奈辺書房

不確かなこと日記。

11/21の断片

・迎えること

 

機会を掴み取る勇気と同様に、掴んだ機会を手放さない忍耐が大事だ。そういう話をしようと思ったがうまくまとめられている自信はない。

 

「挑戦する機会は世の中に幾らでも転がっている」という前向きな説を、僕は経験的に信じている。かなり悲観的な思考の僕でさえ、インターネットがある今の時代には挑戦者に対して寛容な環境が与えられていると思う。

 

学びたいことがあれば、その手にあるスマートフォンですぐ情報に当たることができる。図書館に揃っている本を読めば、だいたいのことは知ることができる。それに加えて、映画や音楽は月額1000円程度で享受し放題な時代にもなってきた。
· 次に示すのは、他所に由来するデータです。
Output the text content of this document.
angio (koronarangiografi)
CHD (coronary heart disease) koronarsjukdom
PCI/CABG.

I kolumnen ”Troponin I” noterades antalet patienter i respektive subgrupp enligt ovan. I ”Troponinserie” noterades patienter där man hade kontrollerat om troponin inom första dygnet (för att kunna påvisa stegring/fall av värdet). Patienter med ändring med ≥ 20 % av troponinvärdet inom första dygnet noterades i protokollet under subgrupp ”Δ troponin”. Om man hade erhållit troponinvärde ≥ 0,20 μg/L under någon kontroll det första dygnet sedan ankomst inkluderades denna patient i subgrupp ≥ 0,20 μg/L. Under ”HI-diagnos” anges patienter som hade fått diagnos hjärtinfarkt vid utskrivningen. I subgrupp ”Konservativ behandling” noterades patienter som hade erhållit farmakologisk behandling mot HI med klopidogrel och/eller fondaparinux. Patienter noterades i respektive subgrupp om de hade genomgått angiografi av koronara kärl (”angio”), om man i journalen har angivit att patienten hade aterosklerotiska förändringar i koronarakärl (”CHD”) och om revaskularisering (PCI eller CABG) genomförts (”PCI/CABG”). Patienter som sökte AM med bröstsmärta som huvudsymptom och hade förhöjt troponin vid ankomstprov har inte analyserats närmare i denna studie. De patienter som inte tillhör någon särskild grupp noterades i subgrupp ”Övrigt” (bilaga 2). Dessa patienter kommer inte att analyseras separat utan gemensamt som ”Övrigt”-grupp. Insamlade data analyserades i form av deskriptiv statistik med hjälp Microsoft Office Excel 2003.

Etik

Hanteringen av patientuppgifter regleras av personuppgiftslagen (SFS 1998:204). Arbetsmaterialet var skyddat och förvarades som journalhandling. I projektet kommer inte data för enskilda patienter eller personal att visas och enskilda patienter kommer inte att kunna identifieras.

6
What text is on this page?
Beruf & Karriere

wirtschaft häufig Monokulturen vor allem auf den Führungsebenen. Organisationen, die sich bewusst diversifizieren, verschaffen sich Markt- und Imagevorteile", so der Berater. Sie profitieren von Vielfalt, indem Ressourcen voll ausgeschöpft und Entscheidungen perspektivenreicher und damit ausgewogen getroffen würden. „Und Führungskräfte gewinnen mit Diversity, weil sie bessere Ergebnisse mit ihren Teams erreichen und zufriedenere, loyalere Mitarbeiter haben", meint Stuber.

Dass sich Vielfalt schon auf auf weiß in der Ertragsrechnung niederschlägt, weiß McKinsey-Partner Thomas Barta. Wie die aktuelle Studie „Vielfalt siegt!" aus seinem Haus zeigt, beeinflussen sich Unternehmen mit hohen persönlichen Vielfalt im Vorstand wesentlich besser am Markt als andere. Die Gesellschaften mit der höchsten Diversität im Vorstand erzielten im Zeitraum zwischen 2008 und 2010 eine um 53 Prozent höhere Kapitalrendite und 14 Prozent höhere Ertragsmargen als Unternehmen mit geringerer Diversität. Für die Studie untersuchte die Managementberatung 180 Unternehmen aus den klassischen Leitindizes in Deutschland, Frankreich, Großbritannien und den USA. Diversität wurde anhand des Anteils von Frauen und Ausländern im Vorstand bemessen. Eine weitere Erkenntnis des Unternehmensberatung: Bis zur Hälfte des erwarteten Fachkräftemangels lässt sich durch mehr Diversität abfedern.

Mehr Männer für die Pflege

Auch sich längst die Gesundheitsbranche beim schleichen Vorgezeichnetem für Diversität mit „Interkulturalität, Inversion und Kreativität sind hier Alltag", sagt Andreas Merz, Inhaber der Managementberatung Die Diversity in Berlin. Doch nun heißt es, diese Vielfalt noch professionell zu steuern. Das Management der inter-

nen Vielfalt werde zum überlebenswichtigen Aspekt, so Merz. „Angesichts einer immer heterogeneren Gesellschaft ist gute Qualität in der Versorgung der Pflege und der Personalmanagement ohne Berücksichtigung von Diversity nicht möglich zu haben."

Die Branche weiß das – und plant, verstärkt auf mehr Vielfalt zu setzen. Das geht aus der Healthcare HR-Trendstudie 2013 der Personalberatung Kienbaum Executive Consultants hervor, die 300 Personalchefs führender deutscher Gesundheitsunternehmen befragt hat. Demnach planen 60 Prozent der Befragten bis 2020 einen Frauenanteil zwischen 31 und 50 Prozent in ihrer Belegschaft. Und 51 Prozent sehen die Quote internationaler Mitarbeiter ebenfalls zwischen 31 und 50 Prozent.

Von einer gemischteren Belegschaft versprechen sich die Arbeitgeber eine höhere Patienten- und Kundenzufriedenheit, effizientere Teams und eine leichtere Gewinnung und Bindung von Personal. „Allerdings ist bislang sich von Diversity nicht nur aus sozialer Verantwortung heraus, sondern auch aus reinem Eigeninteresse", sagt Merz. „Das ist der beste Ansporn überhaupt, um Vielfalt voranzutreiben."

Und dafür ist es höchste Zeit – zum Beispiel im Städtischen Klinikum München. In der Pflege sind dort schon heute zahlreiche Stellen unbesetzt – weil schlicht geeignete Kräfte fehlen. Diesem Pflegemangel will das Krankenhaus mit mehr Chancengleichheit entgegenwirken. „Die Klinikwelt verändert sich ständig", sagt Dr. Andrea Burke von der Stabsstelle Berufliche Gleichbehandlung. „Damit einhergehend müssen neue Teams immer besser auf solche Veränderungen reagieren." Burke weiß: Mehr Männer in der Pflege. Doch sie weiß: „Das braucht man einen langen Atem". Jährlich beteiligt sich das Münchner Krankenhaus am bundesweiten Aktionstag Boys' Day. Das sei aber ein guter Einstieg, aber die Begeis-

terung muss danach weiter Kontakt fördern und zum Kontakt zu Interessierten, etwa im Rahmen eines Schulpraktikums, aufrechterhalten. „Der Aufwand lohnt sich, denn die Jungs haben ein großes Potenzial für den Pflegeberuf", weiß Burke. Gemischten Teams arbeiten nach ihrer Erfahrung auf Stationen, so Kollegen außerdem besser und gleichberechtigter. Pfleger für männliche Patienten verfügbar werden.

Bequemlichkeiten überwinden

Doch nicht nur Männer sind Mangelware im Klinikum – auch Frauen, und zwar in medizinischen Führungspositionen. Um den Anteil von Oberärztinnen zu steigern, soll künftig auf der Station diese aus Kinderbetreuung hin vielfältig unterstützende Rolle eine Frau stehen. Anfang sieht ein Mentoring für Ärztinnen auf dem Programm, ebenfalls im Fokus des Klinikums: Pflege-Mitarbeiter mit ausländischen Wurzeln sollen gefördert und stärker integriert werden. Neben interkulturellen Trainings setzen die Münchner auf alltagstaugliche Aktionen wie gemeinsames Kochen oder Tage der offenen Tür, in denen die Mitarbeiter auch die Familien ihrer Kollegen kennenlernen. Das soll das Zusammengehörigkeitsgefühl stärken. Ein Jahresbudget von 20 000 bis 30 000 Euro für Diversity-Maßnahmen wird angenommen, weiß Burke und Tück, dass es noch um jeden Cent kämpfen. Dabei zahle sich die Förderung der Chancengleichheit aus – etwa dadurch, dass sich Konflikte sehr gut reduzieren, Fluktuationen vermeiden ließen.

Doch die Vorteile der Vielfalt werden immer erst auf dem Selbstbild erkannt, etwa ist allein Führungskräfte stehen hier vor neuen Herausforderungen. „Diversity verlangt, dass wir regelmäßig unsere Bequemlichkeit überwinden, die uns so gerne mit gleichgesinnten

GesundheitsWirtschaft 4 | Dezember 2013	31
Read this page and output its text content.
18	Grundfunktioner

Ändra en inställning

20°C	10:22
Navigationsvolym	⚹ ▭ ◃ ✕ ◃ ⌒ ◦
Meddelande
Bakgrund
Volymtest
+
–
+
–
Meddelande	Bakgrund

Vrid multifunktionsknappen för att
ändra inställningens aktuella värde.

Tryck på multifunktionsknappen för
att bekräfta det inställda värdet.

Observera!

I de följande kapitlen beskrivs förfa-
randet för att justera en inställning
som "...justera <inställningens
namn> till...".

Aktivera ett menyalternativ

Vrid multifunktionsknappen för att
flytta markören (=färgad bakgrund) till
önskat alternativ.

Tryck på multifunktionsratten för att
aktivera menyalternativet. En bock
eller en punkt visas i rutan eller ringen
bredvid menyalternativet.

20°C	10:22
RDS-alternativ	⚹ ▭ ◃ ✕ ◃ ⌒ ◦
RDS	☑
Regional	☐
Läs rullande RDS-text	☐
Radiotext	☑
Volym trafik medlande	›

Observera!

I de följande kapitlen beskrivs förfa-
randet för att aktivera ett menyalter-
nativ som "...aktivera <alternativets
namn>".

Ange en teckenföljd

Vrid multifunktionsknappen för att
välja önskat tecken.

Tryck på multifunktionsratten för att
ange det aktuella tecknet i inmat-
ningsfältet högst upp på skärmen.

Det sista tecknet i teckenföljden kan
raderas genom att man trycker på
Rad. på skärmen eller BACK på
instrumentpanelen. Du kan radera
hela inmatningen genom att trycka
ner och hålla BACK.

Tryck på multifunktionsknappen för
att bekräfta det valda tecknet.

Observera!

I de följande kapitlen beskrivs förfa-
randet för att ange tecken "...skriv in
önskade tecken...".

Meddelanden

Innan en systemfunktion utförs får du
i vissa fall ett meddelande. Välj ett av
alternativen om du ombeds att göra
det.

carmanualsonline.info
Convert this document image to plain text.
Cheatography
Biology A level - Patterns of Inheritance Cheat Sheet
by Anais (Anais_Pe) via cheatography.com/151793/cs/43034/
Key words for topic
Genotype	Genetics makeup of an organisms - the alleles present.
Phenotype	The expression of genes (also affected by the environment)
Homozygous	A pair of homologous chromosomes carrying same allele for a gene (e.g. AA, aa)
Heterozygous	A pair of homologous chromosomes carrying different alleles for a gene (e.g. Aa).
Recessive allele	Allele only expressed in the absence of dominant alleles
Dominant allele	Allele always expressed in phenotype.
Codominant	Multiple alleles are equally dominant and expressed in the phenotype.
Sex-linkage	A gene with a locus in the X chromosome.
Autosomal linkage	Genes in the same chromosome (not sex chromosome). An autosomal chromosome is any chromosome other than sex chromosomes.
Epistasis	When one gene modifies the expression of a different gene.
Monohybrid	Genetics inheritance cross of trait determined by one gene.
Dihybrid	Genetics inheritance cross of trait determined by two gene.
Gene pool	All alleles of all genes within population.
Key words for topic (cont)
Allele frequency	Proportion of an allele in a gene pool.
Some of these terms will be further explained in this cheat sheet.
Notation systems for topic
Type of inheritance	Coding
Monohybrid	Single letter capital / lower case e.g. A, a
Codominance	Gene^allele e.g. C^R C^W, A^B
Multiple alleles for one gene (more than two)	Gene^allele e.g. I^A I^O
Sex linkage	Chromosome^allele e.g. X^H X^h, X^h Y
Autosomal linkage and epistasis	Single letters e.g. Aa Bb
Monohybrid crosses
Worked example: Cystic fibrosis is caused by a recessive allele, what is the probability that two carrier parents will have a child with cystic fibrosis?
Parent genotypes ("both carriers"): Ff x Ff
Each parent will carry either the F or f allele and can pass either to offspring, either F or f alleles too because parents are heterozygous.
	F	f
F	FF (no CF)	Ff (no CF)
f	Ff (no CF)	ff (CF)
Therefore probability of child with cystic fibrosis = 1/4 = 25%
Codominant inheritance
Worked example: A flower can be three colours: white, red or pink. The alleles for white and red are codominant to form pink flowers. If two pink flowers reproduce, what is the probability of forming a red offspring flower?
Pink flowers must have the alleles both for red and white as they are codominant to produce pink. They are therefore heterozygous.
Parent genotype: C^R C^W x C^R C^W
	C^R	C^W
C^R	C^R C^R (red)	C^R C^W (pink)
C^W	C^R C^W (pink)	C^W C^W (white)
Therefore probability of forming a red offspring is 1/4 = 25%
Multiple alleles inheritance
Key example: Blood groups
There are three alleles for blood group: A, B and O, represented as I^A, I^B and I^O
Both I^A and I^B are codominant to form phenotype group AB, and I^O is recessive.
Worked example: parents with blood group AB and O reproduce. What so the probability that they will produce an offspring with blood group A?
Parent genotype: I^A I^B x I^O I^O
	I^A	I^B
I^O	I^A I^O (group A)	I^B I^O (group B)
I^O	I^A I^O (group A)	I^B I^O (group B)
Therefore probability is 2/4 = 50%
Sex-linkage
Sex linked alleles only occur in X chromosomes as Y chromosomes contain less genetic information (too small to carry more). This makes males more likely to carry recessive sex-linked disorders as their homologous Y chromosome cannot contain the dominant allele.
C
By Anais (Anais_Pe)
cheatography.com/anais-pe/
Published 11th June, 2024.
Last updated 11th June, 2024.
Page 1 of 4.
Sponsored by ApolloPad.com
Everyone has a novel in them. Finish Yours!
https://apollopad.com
会いたい人がいれば、TwitterでDMを飛ばして会うことだってやり方によっては難しくない。

 

そういった環境を活かせば身の丈以上の人に会えるし、身の丈以上の経験をすることも容易だ。望む景色を眺める機会を掴めるか否かは、自分自身の行動力に懸かっている。「自己責任の時代」と言い換えることもできるかもしれない。なんとも自己啓発的な話だが、実際いまの世の中はそんな感じでできていると云って差し支えないと思う。

 

僕はと云えば、掴んだ機会をどれもうまく活かすことができなかったことを幾度となく悔いている。

 

少しずつ近づいて尊敬していた人と話を交わすことができても、信用してくれた人からやりたかったことができる機会を与えられても、理想の女性から愛されても、全部途中で手放してしまった。誰かのせいだったらまだ後悔しなくて良かったのかもしれないけど、全部、全部自分で嫌になって手放していた。

 

機会を与えてくれた人の寛容さに漬け込んで、甘い蜜を吸い尽くして、手に入れたら後はもうどうでも良くなって、そこから掴み続ける努力をを放棄していた。与えられた機会を当たり前のものだと思ったり、自分の力で掴み取ったんだと慢心していた。いつの間にか、掴んだ機会をありがたく思えなくなっていた。情けないほどに怠惰だ。

 

たとえ、夢にまで描いたような機会を迎えにいく行動力があったとしても、それを掴み続ける忍耐力がなければ虚構の夢だけが砕け散ってすべてが終わる。描いた景色に向かって最初の点を打ったのに、理想の輪郭さえなぞることもないまま自分の方から機会を手放す虚しさは形容し難い。

 

このままではいけないと焦った僕は、意識して自分の気持ちに余白をつくることにした。両手で溢れかえる希望を抱えきれるほど、幸せが似合う人間ではなかった。だから、しばらくの間、求められる機会を受動的に待つことにした。目の前にちらつく希望に溢れた機会を逃す罪悪感は計り知れなかったものの、抱えきれなくなって途中で手放す虚しさを味わうよりは随分とマシに思えたからだ。

 

すると、思いも寄らないことが起きた。自分から働きかけなくても、機会の方が向こうからやってくることが増えたのだ。会いたい人の方から声がかかり、やりたかった仕事を頼まれたりもした。

 

もしかしたら、能動的に機会を掴もうとしてきた貪欲さの正体は、誰かから必要とされないことに対する陳腐な不安だったのかもしれない。きっと、必死になっていろいろ掴みとろうとしていたのは、見かけ倒しのハリボテでもいいから、何もない自分に少しだけでも価値を含ませてやりたかっただけなのだ。

 

本当は、大事なものを抱えきれなくなるまで掴みとって、不安を埋める必要なんてなかった。

 

今日はそういう話。やっぱり、うまくまとまらなかったな。